Advertisement

The Resourceful Outfit That Dresses Up SCR

Share

They’ll strip the color from a cotton-rayon blend if it’s not exactly the right hue. They scour bolt after bolt of fabric in search of that perfect print for a down-and-out singer’s vest or trim to enhance a pair of women’s evening bedroom slippers.

These are the details that theatergoers may not notice but that have been painstakingly discussed, sketched and fretted over by the costume department at South Coast Repertory. After all, they say, it’s the clothes that make the character.

As the five-week run of SCR’s “The Philanderer” winds down, the costume department already has shifted gears from Edwardian England corsets, bustles and frills to the simple Depression-era cotton housedresses to be worn in their upcoming production of August Wilson’s Pulitzer Prize-winning drama “The Piano Lesson.”

Advertisement

Sandwiched between that, they are quick to point out, was Sam Shepard’s contemporary play “True West” about dirt-stained bums from Riverside.

“It’s actually very refreshing to go from one period to the other,” said Amy Hutto, costume shop manager for the Costa Mesa-based theater.

The costumer shop is always buzzing with seamstresses stitching, pattern cutters cutting and designers fussing over mannequins. Their desks are sewing machines. Their tools: rainbow colored palettes of thread, tape measures and pin cushions. And they’re always at the ready during performances for that occasional busted button or torn seat of the pants.

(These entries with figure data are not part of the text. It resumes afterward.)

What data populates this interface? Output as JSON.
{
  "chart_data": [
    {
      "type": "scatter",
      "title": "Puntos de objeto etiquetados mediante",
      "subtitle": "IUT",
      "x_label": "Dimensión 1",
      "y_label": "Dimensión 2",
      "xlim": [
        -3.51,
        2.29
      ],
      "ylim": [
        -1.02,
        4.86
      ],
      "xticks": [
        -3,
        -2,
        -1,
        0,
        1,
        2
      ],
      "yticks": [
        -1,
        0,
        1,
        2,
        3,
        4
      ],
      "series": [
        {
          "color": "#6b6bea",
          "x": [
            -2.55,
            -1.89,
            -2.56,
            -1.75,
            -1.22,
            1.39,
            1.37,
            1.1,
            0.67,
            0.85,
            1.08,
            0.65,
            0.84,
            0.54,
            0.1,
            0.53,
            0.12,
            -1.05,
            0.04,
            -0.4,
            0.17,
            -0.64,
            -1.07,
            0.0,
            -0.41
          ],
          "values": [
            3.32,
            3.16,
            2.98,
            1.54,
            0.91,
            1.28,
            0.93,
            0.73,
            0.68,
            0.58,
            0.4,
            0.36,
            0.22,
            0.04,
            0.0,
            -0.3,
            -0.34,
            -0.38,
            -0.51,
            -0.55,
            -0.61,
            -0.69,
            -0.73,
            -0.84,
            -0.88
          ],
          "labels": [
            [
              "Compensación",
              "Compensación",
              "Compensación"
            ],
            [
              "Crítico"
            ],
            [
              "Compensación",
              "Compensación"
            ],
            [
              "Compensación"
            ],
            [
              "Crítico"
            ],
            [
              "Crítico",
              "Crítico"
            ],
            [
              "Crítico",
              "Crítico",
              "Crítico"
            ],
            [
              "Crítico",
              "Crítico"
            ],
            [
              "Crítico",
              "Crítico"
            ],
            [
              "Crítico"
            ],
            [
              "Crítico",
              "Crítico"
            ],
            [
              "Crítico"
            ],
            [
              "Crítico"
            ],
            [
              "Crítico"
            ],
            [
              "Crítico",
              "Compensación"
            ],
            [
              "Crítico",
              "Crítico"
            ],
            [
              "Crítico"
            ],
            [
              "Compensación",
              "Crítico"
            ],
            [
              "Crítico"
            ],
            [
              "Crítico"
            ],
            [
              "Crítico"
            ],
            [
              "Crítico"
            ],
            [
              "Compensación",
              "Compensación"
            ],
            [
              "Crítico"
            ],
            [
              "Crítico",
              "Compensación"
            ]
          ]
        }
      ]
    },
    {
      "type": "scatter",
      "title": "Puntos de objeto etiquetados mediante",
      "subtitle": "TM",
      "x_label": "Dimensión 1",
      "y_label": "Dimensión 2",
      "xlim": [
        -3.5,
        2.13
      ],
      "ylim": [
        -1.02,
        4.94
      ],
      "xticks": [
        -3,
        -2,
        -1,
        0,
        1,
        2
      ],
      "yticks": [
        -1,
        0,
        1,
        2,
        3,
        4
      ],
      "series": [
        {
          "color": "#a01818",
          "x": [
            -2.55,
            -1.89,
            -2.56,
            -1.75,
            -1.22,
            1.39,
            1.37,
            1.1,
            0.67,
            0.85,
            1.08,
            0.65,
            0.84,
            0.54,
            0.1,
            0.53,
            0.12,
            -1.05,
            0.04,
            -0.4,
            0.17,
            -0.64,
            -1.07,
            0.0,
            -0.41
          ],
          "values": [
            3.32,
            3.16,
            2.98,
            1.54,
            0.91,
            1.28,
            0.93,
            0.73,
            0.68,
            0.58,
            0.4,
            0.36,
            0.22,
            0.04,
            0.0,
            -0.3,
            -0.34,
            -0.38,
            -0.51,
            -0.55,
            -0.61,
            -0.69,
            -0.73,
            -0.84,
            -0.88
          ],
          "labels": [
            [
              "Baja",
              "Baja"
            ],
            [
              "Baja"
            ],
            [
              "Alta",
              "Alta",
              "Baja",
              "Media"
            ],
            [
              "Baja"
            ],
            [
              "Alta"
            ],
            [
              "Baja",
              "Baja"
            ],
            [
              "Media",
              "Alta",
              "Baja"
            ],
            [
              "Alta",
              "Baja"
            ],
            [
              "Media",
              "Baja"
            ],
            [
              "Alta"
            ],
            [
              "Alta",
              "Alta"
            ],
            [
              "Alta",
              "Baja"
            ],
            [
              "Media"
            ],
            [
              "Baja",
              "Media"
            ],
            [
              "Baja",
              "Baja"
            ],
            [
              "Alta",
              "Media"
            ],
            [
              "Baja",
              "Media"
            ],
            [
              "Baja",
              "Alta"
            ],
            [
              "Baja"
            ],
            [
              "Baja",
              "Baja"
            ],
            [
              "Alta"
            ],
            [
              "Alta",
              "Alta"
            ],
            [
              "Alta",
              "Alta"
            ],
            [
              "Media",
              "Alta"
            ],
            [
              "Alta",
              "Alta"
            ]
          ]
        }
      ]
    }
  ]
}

“They are always working here,” says Seret Scott, director of “The Piano Lesson,” a story of the African-American experience in the 1930s. “If it looks good on the stage, then that means it was tailored here at the shop within an inch of its life. It’s always such a fluid place.”

Part of the fun of the costume shop is the hunt and find. After weeks of looking for that perfect silk tie, 1930s-era shoe or a photograph of a railway chef’s hat, it’s pure “Eureka!”

“It took us three weeks to find it and five minutes to make it,” costume designer Dione H. Lebhar said of a photograph she needed to help design a chef’s hat for the play.

Advertisement

Her search for the proverbial needle in a haystack had taken her to the Internet, books, antique shops and thrift stores. Finally, she stumbled onto the National History of Railroads--an all volunteer organization that answers its telephone once a week.

If all goes well for Lebhar, Hutto and the costume department crew during the theater’s hectic, revolving schedule--SCR has two stages--their handiwork blends into the background. “If people come away talking about costumes,” Hutto said, “we probably did something wrong.”

Still, there is the challenge of outfitting an entire cast so well that the actors effortlessly slip into character as easily as they slip on their costumes.

Nearly every garment SCR actors wear--down to their undergarments, in some cases--was “built” at the costume shop.

Take, for example, the “The Piano Lesson’s” individual costumes for members of a poor African-American family. These costumes had to be especially accurate, Hutto said, because the period has been documented in photographs and film. They are fresh in our minds, she said.

“For turn-of-the-century costumes, we can fudge it a little bit. But if it’s within recent memory, people will point out if you’re wrong.”

Advertisement

The process starts with research and planning. Patterns are cut from paper, then made first out of muslin for the actor’s first fitting. Fabrics are then selected--and in the case of “The Piano Lesson”--repeatedly washed and bleached to get a well-worn look. Prints were even turned inside out so as not to be too bright or cheerful. “They washed their clothes with lye back then,” Hutto said. “We’ve got to be accurate.”

Quite a switch from “The Philanderer’s” lush velvets and iridescent silks. Hutto estimated each costume from that play cost about $2,000. So specialized are they, that if torn, they are repaired immediately with the actor still in them. Each night, they are freshened with a washing and ironing, if needed, and dry-cleaned weekly.

“Philanderer” costume designer Walker Hicklin has switched gears too. He’s now following up his 20th assignment for SCR with an unrelated television pilot set in contemporary times.

“I like skipping from one kind of world to the next,” Hicklin said. “It’s like you are taking a new journey.”

Just as Lebhar is scrambling before “The Piano Lesson’s” Oct. 22 opening, Hicklin is busy researching. This time, he need only look to his hometown of New York.

“I spend my time walking the streets, like I’m invisible,” he says. “I just want to look at people in the subway, in the park or at the museum. . . . I just take my observations and translate that into theater and hope it serves the production as best it can.”